The effect of the loss of these medics to Nigerian healthcare is devastating. It is no wonder that most rich Nigerians, including the ruling elite, hop on a plane abroad for treatment for even minor ailments. President Muhammadu Buhari was treated in London for an ear infection in June this year, and admitted, without a hint of shame, that he has been seeing doctors in the UK since 1978.

Bola Tinubu, the former Lagos State governor, visits President Buhari as he recuperates in London after treatment for an ear infection
Bola Tinubu, the former Lagos State governor, visits President Buhari as he recuperates in London after treatment for an ear infection

As the ruling elite usually seeks treatment abroad, there is little incentive for them to address severe doctor shortages in Nigeria and the reasons why the country is losing so many medics. Last year Ibifuro Green, Rivers State Chairman of the Nigerian Medical Association raised concerns about the shortage of doctors in the country: “The World Health Organisation has recommended that one doctor should attend to not more than 600 patients but the ratio in Nigeria is one doctor to about 4,000 patients”. Green warned that many more doctors were looking to migrate.

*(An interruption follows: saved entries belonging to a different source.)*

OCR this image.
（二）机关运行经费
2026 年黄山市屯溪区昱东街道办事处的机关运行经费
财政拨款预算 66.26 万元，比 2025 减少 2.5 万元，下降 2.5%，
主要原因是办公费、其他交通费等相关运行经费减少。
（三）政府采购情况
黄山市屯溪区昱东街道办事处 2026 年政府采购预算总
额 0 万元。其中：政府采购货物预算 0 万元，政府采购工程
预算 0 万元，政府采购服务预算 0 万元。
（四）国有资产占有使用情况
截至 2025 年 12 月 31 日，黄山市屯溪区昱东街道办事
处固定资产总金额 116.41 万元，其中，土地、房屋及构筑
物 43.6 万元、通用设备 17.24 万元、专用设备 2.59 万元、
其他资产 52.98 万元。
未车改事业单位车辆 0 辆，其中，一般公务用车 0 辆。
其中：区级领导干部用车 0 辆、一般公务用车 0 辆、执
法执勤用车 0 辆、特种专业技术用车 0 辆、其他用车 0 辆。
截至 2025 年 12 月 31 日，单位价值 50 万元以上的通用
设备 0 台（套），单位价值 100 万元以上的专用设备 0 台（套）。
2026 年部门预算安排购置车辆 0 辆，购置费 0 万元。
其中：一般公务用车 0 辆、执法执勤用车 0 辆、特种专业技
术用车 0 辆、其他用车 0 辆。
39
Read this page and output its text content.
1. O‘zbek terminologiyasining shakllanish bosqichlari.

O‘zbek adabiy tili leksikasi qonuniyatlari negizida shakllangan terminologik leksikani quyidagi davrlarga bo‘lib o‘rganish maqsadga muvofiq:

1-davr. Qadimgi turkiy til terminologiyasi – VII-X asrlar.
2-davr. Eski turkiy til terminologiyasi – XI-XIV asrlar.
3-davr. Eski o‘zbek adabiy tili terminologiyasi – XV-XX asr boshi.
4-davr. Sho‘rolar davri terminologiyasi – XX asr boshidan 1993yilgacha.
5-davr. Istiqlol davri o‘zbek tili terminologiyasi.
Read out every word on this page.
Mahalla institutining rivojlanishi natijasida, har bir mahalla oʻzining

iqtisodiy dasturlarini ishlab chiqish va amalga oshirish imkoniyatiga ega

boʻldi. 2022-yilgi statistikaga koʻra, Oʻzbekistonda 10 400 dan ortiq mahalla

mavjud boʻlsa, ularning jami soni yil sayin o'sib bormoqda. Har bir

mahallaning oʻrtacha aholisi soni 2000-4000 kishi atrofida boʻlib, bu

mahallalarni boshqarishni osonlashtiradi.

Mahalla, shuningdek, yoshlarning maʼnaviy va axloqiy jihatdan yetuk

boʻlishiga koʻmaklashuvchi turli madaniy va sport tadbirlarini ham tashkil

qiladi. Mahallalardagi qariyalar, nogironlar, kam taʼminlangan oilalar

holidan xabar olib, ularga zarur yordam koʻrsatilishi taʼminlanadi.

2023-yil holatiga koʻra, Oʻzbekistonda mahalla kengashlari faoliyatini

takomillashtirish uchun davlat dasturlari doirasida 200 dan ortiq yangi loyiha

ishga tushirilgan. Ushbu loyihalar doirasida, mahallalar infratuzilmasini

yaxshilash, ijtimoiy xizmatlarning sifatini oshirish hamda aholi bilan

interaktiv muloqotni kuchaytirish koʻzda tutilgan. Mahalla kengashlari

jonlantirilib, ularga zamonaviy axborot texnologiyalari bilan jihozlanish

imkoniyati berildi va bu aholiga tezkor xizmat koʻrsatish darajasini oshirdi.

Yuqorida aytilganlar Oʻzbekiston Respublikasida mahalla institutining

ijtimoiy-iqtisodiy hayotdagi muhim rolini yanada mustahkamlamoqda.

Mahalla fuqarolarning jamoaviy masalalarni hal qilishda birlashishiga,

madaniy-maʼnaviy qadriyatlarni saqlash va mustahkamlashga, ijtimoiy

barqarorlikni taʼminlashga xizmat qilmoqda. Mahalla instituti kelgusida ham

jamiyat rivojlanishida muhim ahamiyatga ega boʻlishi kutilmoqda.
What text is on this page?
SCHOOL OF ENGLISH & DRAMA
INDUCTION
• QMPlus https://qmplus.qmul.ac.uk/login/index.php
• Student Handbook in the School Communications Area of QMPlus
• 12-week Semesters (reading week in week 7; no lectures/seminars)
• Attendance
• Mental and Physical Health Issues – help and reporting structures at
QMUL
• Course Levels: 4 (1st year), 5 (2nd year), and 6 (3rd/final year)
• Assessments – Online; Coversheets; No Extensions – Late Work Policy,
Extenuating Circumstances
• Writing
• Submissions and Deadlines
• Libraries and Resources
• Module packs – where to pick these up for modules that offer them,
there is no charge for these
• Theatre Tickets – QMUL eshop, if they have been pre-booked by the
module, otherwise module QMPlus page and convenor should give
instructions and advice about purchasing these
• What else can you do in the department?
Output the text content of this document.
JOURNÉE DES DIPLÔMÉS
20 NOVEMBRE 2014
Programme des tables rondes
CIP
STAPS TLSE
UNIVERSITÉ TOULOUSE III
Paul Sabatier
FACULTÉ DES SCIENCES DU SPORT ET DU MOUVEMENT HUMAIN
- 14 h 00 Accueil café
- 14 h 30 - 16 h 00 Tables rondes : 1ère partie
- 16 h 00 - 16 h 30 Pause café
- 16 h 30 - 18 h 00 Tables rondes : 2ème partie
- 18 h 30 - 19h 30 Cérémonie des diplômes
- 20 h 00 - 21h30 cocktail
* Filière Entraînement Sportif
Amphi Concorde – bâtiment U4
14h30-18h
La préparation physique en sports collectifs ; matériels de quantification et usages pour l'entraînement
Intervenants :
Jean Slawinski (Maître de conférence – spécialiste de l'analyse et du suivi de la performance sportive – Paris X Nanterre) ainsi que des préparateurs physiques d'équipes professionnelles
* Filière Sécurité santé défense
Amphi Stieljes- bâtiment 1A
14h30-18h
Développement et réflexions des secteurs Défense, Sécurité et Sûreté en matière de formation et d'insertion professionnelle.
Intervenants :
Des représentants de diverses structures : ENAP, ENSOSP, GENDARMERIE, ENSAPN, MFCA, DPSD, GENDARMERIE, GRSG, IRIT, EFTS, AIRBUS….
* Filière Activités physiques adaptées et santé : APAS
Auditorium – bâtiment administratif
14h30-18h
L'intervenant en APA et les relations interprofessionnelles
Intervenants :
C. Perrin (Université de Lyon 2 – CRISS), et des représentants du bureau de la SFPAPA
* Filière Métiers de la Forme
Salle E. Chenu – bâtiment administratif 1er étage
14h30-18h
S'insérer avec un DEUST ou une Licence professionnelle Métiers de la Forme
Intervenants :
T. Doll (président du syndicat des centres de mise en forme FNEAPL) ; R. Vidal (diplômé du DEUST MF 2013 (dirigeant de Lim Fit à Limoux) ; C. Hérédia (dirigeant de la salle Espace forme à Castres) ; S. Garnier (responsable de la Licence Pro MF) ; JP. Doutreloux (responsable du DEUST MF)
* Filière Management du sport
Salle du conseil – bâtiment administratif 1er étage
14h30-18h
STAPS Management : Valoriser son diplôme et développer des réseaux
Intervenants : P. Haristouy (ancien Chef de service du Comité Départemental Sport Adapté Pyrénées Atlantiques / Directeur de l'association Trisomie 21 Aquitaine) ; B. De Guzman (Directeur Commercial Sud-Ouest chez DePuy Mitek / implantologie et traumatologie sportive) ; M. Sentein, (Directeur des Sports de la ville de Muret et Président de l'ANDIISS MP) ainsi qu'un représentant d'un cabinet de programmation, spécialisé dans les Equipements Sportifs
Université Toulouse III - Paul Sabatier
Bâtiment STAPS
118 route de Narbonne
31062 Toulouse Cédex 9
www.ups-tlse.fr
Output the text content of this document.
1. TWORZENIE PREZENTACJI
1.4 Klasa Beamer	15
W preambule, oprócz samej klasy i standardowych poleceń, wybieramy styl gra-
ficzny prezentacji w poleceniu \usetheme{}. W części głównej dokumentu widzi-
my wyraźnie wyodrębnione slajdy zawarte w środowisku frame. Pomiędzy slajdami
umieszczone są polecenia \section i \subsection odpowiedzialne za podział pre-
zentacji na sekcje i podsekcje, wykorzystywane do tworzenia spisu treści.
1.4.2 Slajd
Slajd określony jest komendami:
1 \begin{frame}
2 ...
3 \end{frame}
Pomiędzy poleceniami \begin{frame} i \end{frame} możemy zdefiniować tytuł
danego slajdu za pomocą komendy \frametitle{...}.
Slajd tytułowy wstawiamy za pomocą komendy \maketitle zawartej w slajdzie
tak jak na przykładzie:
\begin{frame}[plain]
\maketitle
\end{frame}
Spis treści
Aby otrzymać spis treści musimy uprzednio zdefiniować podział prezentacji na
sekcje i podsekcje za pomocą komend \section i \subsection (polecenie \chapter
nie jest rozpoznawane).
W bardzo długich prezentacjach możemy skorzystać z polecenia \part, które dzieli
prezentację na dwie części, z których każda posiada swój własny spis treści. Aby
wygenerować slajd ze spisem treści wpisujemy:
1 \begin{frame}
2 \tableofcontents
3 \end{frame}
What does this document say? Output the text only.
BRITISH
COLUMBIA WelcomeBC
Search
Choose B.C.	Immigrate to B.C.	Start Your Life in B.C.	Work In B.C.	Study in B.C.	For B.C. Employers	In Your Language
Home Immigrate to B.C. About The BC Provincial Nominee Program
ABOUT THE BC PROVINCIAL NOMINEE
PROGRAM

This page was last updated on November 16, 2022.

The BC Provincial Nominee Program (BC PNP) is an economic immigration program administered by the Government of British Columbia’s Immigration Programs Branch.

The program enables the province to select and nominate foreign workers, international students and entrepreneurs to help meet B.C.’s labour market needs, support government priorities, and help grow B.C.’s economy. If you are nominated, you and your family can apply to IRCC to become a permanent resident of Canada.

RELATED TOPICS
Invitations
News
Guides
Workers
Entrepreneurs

Naijiant.com spoke to a London-based Nigerian doctor, who specialised in forensic psychiatry and also practices general medicine and left Nigeria in the 1990s. Contrasting his experience in Nigeria with the UK, he said: “Working conditions here [the UK] were obviously better. Professionally, the main challenge was the new technology [which they were not exposed to in Nigeria]. Clinically, we were more than competent and in many respects ahead of our British peers, especially in fields like gynaecology and even surgery because in Nigeria you ‘get your hands dirty’ early”.

He added: “However, the main drawback [in the UK] was almost always the subtle ‘institutional’ racism. We all have stories as you know”.

Despite the “institutional racism” in the UK, he is unlikely to return and practice full time in Nigeria “at the stage of my career I am at now”. But he is open to voluntary or charity work in Nigeria.

If the UK’s NHS ends it reliance on foreign-trained doctors, the significant numbers of Nigerian doctors seeking to migrate may just strike the UK off their list of options and go elsewhere rather than remain in Nigeria. Nigeria needs a coordinated national healthcare programme that would address the conditions that make so many medics leave the country, especially around the obsolete equipment they have to endure and issues around pay and conditions of service.

Addressing such issues increases the likelihood of some of the 4,513 Nigeria-trained doctors in the UK returning home to improve healthcare provision in the country. This should reduce the health tourism of the Nigerian ruling elite and other rich Nigerians, and may have an added benefit of easing the foreign currency shortages that have dragged the economy into recession.